Teucrium racemosum
R.Br. Grey GermanderPerennial herb 15–40 cm high, root-suckering and often forming stands to several metres across; branchlets white or greyish with dense simple retrorse hairs, becoming glabrous on angles. Leaves narrowly ovate, 1–2(–5) cm long, 2–6 mm wide, simple, sparsely to moderately pubescent above, densely white-pubescent below, apex sub-acute, margin entire or distantly lobed, usually unevenly recurved and/or undulate; sessile or subsessile. Flowers solitary (rarely 3) in distal leaf-axils; pedicel 5–18 mm long, often horizontal with distal end and flower erect. Calyx (2–)3–6 mm long, densely grey-pubescent with antrorse hairs, tube c. half as long as or equal to lobes; corolla white, tube slightly shorter than calyx, mid-lobe (2–)5–9 mm long, pubescent externally; stamens c. (1–)8–13 mm long. Mericarps 2–3 mm long. Flowers Sep.–Jun.
LoM, MuM, Wim, VVP, VRiv, MSB, RobP, MuF, GipP, OtP, Gold, CVU, GGr, DunT, NIS, EGL. Grows in sandy to clayey soils, often on floodplains or dry lake beds, chiefly in the north-west of the State, but with surprisingly disjunct occurrences in areas between Bacchus Marsh, Werribee and Melbourne.

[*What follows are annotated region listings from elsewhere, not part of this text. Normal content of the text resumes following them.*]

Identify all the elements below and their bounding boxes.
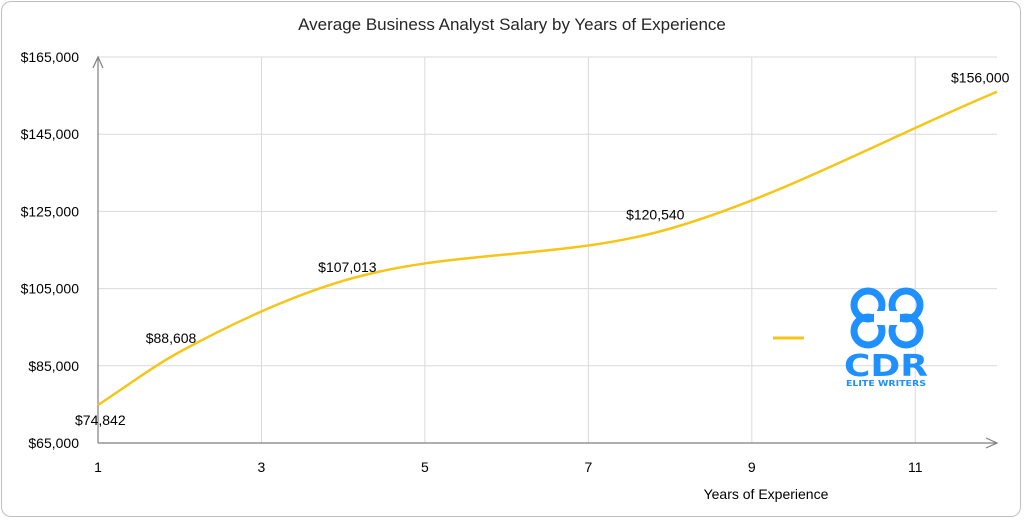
- axes: [92, 55, 999, 449]
- y-tick-label: $165,000: [21, 49, 80, 65]
- x-tick-label: 9: [748, 459, 756, 475]
- y-tick-label: $65,000: [28, 435, 79, 451]
- y-tick-label: $145,000: [21, 126, 80, 142]
- x-tick-label: 1: [94, 459, 102, 475]
- y-axis-arrow-icon: [92, 55, 104, 69]
- series-layer: [97, 90, 998, 407]
- cdr-logo-subtext: ELITE WRITERS: [846, 379, 926, 388]
- x-axis-arrow-icon: [985, 437, 999, 449]
- y-tick-label: $105,000: [21, 281, 80, 297]
- x-tick-label: 5: [421, 459, 429, 475]
- y-tick-label: $125,000: [21, 203, 80, 219]
- x-tick-label: 3: [258, 459, 266, 475]
- cdr-logo-center: [874, 311, 900, 325]
- y-tick-label: $85,000: [28, 358, 79, 374]
- data-label: $156,000: [951, 70, 1010, 86]
- x-axis-label: Years of Experience: [704, 486, 829, 502]
- data-label: $74,842: [75, 412, 126, 428]
- cdr-logo-text: CDR: [844, 349, 928, 384]
- chart-title: Average Business Analyst Salary by Years…: [298, 15, 726, 34]
- data-label: $120,540: [626, 207, 685, 223]
- x-tick-label: 11: [908, 459, 923, 475]
- grid: [98, 56, 997, 443]
- cdr-logo-mark-icon: [850, 287, 924, 349]
- x-tick-label: 7: [584, 459, 592, 475]
- tick-labels: $65,000 $85,000 $105,000 $125,000 $145,000 $1…: [21, 49, 923, 475]
- cdr-logo: CDR ELITE WRITERS: [844, 287, 928, 388]
- data-label: $107,013: [318, 259, 377, 275]
- data-label: $88,608: [146, 330, 197, 346]
- salary-series-line: [97, 90, 998, 407]
- data-labels: $74,842 $88,608 $107,013 $120,540 $156,000: [75, 70, 1010, 428]
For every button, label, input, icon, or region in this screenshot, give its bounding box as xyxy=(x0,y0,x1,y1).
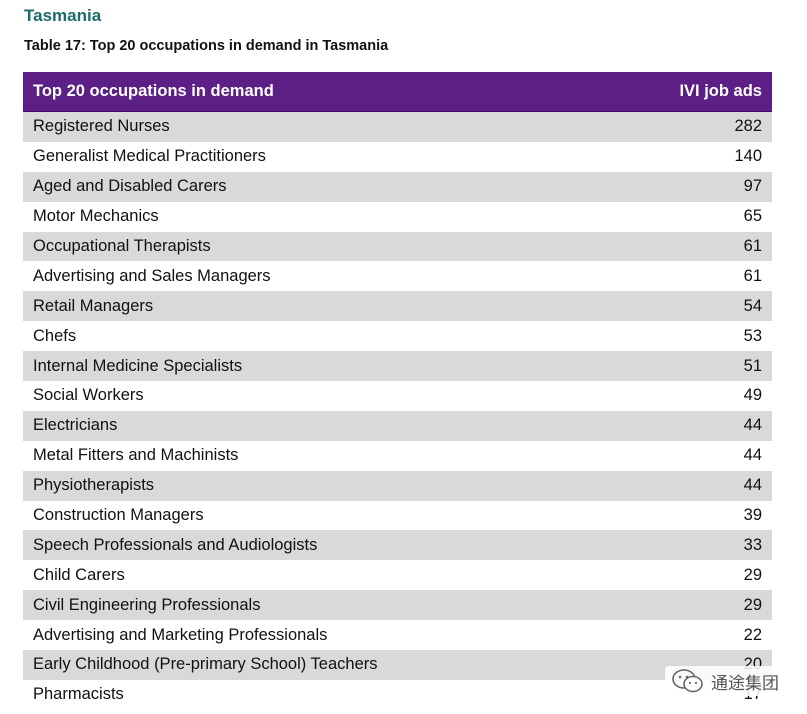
table-row: Child Carers 29 xyxy=(23,560,772,590)
table-row: Pharmacists17 xyxy=(23,680,772,710)
occupation-cell: Electricians xyxy=(33,416,118,435)
occupations-table: Top 20 occupations in demand IVI job ads… xyxy=(23,72,772,710)
wechat-icon xyxy=(672,669,703,693)
job-ads-cell: 51 xyxy=(743,356,762,375)
job-ads-cell: 49 xyxy=(743,386,762,405)
occupation-cell: Registered Nurses xyxy=(33,117,170,136)
occupation-cell: Retail Managers xyxy=(33,296,154,315)
table-row: Social Workers 49 xyxy=(23,381,772,411)
job-ads-cell: 65 xyxy=(743,207,762,226)
job-ads-cell: 282 xyxy=(734,117,762,136)
job-ads-cell: 44 xyxy=(743,476,762,495)
table-row: Electricians 44 xyxy=(23,410,772,441)
header-occupation: Top 20 occupations in demand xyxy=(33,82,274,100)
job-ads-cell: 33 xyxy=(743,535,762,554)
occupation-cell: Occupational Therapists xyxy=(33,237,211,255)
table-row: Civil Engineering Professionals 29 xyxy=(23,590,772,621)
page-heading: Tasmania xyxy=(24,6,102,25)
occupation-cell: Internal Medicine Specialists xyxy=(33,356,243,375)
occupation-cell: Chefs xyxy=(33,326,77,345)
table-row: Speech Professionals and Audiologists 33 xyxy=(23,530,772,561)
job-ads-cell: 29 xyxy=(743,595,762,614)
job-ads-cell: 29 xyxy=(743,565,762,584)
header-job-ads: IVI job ads xyxy=(679,82,762,100)
job-ads-cell: 39 xyxy=(743,506,762,525)
occupation-cell: Social Workers xyxy=(33,386,144,405)
table-header: Top 20 occupations in demand IVI job ads xyxy=(23,72,772,112)
job-ads-cell: 140 xyxy=(734,147,762,166)
table-row: Advertising and Sales Managers 61 xyxy=(23,261,772,291)
job-ads-cell: 22 xyxy=(743,625,762,644)
table-row: Aged and Disabled Carers 97 xyxy=(23,171,772,202)
occupation-cell: Advertising and Marketing Professionals xyxy=(33,625,328,644)
table-row: Occupational Therapists 61 xyxy=(23,231,772,262)
table-row: Retail Managers 54 xyxy=(23,291,772,322)
occupation-cell: Speech Professionals and Audiologists xyxy=(33,535,318,554)
job-ads-cell: 44 xyxy=(743,446,762,465)
occupation-cell: Construction Managers xyxy=(33,506,204,525)
job-ads-cell: 44 xyxy=(743,416,762,435)
job-ads-cell: 97 xyxy=(743,177,762,196)
table-row: Registered Nurses 282 xyxy=(23,112,772,142)
occupation-cell: Metal Fitters and Machinists xyxy=(33,446,239,465)
occupation-cell: Advertising and Sales Managers xyxy=(33,266,271,285)
job-ads-cell: 61 xyxy=(743,266,762,285)
occupation-cell: Physiotherapists xyxy=(33,476,155,495)
job-ads-cell: 53 xyxy=(743,326,762,345)
table-row: Physiotherapists 44 xyxy=(23,470,772,501)
occupation-cell: Early Childhood (Pre-primary School) Tea… xyxy=(33,655,378,674)
table-caption: Table 17: Top 20 occupations in demand i… xyxy=(24,38,389,54)
table-row: Construction Managers 39 xyxy=(23,501,772,531)
occupation-cell: Aged and Disabled Carers xyxy=(33,177,227,196)
occupation-cell: Civil Engineering Professionals xyxy=(33,595,261,614)
watermark: 通途集团 xyxy=(665,666,785,696)
table-row: Advertising and Marketing Professionals 2… xyxy=(23,620,772,650)
job-ads-cell: 61 xyxy=(743,237,762,255)
table-row: Chefs 53 xyxy=(23,321,772,351)
table-row: Early Childhood (Pre-primary School) Tea… xyxy=(23,650,772,680)
table-row: Internal Medicine Specialists 51 xyxy=(23,351,772,382)
occupation-cell: Pharmacists xyxy=(33,685,124,704)
table-body: Registered Nurses 282 Generalist Medical P… xyxy=(23,112,772,710)
occupation-cell: Generalist Medical Practitioners xyxy=(33,147,266,166)
table-row: Motor Mechanics 65 xyxy=(23,202,772,232)
table-row: Metal Fitters and Machinists 44 xyxy=(23,441,772,471)
occupation-cell: Child Carers xyxy=(33,565,125,584)
occupation-cell: Motor Mechanics xyxy=(33,207,159,226)
watermark-text: 通途集团 xyxy=(711,673,779,693)
job-ads-cell: 54 xyxy=(743,296,762,315)
table-row: Generalist Medical Practitioners 140 xyxy=(23,142,772,172)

The species is gynodioecious (Walsh & O'Brien 2013). Plants with small flowers and reduced stamens (indicated by bracketed values in description above) are male-sterile. Such plants were described as T. racemosum var. polymorphum Tovey & P.Morris.
Conn, B.J. (1999). Lamiaceae. In: Walsh, N.G.; Entwisle, T.J., Flora of Victoria Vol. 4, Cornaceae to Asteraceae, pp. 418–459. Inkata Press, Melbourne.
Walsh, N.G.; O'Brien, E. (2013). Gynodioecy in Teucrium racemosum (Lamiaceae). Muelleria 31: 77–80.